ニュルンベルクに所属するイェンス・カストロプの実弟であるレニー(19・ザンクト・テニス)が、将来的に韓国代表としてプレーする夢を大きく膨らませています。
ドイツ・ブンデスリーガの強豪を相手に11点差で大敗を喫するという、極めて過酷なデビュー戦となりましたが、シニアという本格的な舞台で自身の確かな可能性をしっかりと証明してみせました。
レニーは去る21日、ドイツのクレーフェルトで行われた2026~2027シーズンDFBポカール1回戦で、アイントラハト・フランクフルトを相手に先発出場を果たしました。
3-4-3のフォーメーションで右サイドバックとしてピッチに立ったレニーは、この日、前後半90分間をフル出場。
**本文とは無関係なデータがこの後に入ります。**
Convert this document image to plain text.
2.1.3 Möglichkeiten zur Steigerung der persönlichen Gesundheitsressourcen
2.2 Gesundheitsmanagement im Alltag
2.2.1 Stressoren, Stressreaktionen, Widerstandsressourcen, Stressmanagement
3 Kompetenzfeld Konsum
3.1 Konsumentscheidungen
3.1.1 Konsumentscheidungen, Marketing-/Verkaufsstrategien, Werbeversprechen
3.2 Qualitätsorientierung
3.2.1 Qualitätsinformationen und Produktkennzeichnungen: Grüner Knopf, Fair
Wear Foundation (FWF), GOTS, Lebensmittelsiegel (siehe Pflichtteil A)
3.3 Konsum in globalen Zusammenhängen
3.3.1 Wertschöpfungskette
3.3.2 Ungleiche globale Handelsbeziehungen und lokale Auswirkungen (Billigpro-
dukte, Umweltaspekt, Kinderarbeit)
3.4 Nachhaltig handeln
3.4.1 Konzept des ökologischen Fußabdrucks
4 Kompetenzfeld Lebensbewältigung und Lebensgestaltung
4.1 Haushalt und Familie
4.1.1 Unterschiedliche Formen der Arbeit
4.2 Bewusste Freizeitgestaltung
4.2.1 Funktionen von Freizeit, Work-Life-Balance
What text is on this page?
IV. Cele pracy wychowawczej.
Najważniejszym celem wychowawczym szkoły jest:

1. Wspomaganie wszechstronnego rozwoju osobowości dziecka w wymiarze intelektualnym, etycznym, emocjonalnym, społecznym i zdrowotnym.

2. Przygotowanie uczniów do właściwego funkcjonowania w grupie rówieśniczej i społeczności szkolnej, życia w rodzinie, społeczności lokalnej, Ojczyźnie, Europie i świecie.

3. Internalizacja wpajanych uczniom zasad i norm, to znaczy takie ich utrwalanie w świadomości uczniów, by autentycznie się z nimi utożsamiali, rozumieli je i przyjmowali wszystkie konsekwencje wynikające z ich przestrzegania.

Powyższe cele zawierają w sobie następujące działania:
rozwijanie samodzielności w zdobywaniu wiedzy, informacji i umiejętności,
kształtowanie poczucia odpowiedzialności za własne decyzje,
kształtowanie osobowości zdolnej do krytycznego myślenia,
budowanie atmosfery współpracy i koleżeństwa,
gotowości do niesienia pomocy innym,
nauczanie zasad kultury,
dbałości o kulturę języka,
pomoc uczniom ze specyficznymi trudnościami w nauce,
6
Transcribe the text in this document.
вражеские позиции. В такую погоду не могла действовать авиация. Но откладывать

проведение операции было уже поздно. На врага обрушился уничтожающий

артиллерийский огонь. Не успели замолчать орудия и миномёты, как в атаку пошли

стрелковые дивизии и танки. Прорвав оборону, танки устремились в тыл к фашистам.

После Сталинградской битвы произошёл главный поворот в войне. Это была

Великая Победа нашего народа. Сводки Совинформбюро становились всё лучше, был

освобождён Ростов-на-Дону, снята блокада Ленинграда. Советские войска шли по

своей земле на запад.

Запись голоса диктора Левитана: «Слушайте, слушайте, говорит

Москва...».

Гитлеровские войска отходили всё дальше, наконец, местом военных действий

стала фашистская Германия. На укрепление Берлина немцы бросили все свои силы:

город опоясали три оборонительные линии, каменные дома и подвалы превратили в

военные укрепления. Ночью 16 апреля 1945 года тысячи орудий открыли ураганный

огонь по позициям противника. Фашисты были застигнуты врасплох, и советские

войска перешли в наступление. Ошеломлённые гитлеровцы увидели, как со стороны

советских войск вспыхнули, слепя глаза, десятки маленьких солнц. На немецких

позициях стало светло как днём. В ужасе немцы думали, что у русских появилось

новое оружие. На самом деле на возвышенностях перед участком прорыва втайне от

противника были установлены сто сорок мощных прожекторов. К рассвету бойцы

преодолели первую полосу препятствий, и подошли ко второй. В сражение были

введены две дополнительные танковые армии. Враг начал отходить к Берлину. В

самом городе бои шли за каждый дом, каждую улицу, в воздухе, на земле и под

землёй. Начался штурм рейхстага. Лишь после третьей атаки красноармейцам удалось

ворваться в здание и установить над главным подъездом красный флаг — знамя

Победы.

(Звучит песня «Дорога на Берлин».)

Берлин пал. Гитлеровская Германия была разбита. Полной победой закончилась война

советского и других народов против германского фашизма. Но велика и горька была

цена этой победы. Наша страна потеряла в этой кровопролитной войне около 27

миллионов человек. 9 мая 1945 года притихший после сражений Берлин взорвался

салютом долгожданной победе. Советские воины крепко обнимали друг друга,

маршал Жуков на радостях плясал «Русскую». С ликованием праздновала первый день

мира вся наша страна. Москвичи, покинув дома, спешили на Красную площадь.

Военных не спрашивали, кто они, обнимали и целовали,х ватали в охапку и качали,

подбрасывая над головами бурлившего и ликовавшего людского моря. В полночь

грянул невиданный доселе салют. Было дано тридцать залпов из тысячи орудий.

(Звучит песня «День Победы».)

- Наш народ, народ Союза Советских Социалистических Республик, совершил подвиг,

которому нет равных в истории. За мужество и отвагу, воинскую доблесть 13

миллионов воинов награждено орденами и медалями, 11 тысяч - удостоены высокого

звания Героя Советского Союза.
1部リーグの強豪が立ちはだかる高い壁を肌で直接体感することとなりました。チームは前半だけでなんと10失点。フランクフルト側はマリオ・ゲッツェをはじめ、ヨナタン・ブルカルト、ユネス・エブヌタリブなど、主力メンバーが多数顔を揃えていたこともあり、終始圧倒される厳しい戦いを強いられました。
サッカーデータ統計サイト「FotMob」は、この日のレニーに対して「5.7」という評価点を与えました。0-11という屈辱的な大敗を喫したチームの選手に下された評価としては、決して悪くない数字です。レニーが所属するザンクト・テニスはドイツ5部リーグのクラブであり、1部のフランクフルトと比較して客観的な実力差が著しいことを考慮すれば、健闘を認める評価と言えます。なお、この試合はザンクト・テニスのクラブ史上にとって、記念すべき初めてのDFBポカール本戦の舞台でもありました。
ボルシア・メンヒェングラートバッハやボルシア・ドルトムント、ニュルンベルクといった名門のユースアカデミーで成長を遂げたレニーは、この夏、自身初となるシニア(トップチーム)の舞台へと飛び込みました。
レニーの側近は記者との電話取材に対し、「より高いカテゴリーのクラブからも多くの入団オファーが届いていた。しかし、選手本人がレギュラーとして確実にプレーできるタイミングと環境を熟考して選択したのだ」とし、「レニーがザンクト・テニスで着実に出場機会を得ることで、今後のステップアップへの期待感もさらに高まっている」と明かしました。
彼のアクティブなプレーがここまで注目を集める背景には、最近になって実兄であるイェンスと同じチームで共にプレーしたいという強い希望を口にしたことも大きく影響しています。
レニー自身、兄弟が揃ってプレーする具体的な舞台について明言は避けました。しかし、ドイツ人の父親と韓国人の母親の間に生まれたカストロプ兄弟は、本人の意思決定次第で、いつでも韓国代表を選択して活躍することが可能となっています。実際、兄のイェンスも2026年の北中米ワールドカップを控える中、「もしレニーが(自身が選択する国として)韓国代表を選んで、いつか一緒にプレーすることができればこれほど光栄なことはない」と語ったことがあります。